Communicating the budget to the company

Communication of the budget inside the company should begin with a formal meeting
involving the heads of every department. Roles and responsibilities of different departments
should be identified and what is required of each department should be clarified to clear out
confusion. Inputs from managers of departments should also be considered and changes be
made if necessary otherwise the implementation of the budget won’t be successful and it
would face resistance internally.

Key milestones and performance indicators


Key Performance Indicators are used for assessment of performance in key areas in an
activity. KPIs for the budget of Hardwood Product are as follows:
 Gross Profit Margin
 Net Profit Margin
 Growth in Sales
 Labour Capacity Utilization
 Labour Hours taken per unit
 Percentage of cash sales in total sales
 Quantity of material used per unit
 Percentage of Overheads Cost in total cost

Monitoring of budget

For effective monitoring of budget, management of Hardwood Products would need full
year budgeted data and up to date actual data. Data should then be compared and variances
arising should be addressed. Meetings should be arranged at regular intervals between top
and low level management to make sure the actual results are in control. Actions taken
should be documented so that staff could fall upon on those actions whenever necessary.
Another way of monitoring budget is running of a forecast of actual till year end to
understand what the situation will be at year end. If it is indicative of better performance
then management may consider of not taking corrective action.

Analysis of budget variance

Variances are deviations from what was set as a target. They can be either favorable or
adverse.

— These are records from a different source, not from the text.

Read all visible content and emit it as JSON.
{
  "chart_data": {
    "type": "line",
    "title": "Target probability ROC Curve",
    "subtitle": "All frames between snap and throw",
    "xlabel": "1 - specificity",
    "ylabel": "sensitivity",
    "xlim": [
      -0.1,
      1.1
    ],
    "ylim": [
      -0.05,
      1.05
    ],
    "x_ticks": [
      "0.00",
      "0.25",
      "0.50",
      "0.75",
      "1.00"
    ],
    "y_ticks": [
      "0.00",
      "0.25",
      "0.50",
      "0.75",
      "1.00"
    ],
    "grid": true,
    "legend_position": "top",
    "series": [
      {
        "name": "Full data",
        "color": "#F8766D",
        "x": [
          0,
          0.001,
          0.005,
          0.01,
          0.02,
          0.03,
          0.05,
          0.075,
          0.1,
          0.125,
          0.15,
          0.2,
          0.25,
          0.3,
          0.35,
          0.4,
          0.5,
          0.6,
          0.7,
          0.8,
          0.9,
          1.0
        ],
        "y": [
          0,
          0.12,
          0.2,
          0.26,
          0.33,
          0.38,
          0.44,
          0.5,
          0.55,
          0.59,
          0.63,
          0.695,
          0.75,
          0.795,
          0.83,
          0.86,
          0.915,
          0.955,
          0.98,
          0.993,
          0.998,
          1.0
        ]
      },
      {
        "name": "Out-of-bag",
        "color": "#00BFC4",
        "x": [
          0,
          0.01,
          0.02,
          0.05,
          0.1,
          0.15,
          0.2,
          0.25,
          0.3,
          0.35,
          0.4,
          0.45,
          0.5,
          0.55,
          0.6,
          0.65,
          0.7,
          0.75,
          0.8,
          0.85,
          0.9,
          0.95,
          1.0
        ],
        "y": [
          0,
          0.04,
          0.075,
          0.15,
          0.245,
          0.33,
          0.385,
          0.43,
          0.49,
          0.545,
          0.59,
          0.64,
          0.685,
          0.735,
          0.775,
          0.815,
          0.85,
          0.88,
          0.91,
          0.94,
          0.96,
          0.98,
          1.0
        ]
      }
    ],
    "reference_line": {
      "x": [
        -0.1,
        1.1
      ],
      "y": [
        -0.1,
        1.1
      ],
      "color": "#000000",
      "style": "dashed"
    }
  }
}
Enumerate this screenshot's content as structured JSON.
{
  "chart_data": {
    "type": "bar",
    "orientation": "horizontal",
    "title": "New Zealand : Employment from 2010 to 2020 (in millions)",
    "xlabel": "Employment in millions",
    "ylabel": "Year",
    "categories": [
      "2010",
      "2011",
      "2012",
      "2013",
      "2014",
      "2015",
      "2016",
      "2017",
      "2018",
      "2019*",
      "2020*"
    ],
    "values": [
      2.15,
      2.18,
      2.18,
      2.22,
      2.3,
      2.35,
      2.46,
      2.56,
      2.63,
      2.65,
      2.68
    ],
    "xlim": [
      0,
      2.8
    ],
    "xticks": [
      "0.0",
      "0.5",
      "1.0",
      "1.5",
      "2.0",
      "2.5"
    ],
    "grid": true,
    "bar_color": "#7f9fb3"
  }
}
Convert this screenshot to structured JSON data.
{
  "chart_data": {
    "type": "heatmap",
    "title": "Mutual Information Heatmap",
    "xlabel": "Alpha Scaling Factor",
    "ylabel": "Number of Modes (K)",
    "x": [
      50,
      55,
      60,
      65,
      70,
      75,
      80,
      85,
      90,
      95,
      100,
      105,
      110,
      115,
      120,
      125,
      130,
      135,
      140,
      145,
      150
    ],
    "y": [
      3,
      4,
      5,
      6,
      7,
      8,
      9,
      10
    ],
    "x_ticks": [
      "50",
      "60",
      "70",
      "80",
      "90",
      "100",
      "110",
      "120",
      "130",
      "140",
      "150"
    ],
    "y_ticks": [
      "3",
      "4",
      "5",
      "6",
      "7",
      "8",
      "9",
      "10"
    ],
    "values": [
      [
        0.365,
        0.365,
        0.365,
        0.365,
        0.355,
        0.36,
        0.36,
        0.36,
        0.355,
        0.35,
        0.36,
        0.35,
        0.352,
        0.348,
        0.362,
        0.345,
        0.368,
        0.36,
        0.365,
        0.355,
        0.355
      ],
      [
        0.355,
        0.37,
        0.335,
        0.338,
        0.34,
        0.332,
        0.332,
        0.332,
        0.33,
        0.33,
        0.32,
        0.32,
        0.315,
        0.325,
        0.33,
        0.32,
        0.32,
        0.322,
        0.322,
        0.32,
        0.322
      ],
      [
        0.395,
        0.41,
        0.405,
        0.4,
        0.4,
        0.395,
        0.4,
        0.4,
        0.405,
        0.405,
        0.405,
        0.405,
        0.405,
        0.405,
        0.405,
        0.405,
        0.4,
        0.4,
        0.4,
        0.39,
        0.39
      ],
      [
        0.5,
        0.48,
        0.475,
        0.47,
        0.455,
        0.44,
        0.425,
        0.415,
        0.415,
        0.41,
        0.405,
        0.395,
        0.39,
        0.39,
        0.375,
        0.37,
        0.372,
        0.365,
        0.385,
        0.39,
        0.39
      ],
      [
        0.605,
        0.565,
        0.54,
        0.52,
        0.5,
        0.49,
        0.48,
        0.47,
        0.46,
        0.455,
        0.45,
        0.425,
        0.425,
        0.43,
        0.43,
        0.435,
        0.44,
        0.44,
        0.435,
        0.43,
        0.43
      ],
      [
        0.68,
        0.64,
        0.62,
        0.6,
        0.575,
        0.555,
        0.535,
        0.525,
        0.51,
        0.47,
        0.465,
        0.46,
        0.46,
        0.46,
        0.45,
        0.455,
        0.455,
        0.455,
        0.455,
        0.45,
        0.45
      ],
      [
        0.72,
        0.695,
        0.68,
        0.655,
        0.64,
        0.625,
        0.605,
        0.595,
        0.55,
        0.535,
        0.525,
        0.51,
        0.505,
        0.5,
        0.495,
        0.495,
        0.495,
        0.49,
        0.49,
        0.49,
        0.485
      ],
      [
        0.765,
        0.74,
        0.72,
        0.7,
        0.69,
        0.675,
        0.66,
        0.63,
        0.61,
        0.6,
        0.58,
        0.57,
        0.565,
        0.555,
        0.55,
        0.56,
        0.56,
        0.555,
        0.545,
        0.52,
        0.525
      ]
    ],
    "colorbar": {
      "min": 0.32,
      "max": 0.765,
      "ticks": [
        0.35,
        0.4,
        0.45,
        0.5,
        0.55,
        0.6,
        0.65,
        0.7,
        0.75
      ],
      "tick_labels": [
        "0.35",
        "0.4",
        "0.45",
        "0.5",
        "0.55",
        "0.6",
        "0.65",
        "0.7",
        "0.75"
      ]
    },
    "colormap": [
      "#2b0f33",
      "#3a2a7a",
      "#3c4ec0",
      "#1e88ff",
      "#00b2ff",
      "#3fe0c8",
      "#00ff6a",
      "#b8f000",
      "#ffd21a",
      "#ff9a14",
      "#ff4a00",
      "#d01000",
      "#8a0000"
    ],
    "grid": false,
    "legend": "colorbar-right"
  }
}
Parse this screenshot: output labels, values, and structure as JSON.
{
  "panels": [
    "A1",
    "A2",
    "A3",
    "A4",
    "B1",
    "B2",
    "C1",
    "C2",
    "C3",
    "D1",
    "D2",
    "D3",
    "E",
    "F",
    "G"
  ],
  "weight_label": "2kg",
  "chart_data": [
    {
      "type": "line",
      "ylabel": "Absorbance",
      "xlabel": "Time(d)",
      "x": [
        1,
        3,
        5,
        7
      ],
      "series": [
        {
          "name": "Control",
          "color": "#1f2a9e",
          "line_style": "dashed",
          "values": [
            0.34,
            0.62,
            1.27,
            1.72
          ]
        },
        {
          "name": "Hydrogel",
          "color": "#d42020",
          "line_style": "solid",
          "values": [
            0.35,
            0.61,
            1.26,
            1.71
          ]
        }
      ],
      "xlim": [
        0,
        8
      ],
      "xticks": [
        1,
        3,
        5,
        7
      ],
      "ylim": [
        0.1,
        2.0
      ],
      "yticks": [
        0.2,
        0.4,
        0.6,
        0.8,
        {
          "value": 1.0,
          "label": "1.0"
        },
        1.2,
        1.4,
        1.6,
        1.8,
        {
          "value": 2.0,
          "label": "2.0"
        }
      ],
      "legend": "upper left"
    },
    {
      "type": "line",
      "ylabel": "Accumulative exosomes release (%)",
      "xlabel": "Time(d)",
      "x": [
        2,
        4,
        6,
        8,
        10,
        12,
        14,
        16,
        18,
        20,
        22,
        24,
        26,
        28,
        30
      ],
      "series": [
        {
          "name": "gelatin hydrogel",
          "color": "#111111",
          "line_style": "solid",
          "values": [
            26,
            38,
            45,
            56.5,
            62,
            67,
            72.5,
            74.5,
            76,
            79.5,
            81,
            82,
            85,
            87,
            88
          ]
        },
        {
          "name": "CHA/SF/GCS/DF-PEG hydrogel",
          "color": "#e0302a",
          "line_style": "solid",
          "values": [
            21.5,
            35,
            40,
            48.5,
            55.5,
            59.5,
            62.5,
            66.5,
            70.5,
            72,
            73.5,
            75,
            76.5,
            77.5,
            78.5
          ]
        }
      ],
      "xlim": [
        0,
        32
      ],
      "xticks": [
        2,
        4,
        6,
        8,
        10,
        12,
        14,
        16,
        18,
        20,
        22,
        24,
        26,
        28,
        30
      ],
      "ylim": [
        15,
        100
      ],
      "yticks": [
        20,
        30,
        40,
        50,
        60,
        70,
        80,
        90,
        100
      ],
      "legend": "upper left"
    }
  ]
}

Analysis of budget variance involves understanding of the type of variance.
 Planning Variance: If a variance occurs due to the original budget being unrealistic
or made from false data then rectification or improvement will only be possible by
revisiting the original plan and modify it in accordance with the real situation of
Hardwood Products.
 Operational Variance: If a variance occurs due to staff being not efficient in
conducting its own duties and set goals being not achieved then such a variance is
called as operational variance. To address operational variance, management
needs to sit again with the concerned department to look for the reasons of
deviation and how can one improve worsening results. Management could offer
incentives at the communication phase of the budgeting to reduce chances of
operational variances arising.
Materiality for a variance should also be set. Management should also have an idea of what
should be investigated, improved and what should be ignored. Sometimes variances are also
interlinked. For example, an adverse direct labor price variance may not always be bad as
hiring skillful staff could also result in favorable efficiency variances resulting in overall
benefit for the company. Management should consider analysis from this viewpoint as well.

Conclusion
The purpose of this report is to explain budget objectives, components and assumptions
used in the budget. How should Hardwood Products communicate its budget and method
for its monitoring. How can Hardwood Products analyze variances in a meaningful way to get
better results of its budgeting and control process. In short, budgets require a co-ordinated
effort of all departments of an organization to be implemented successfully.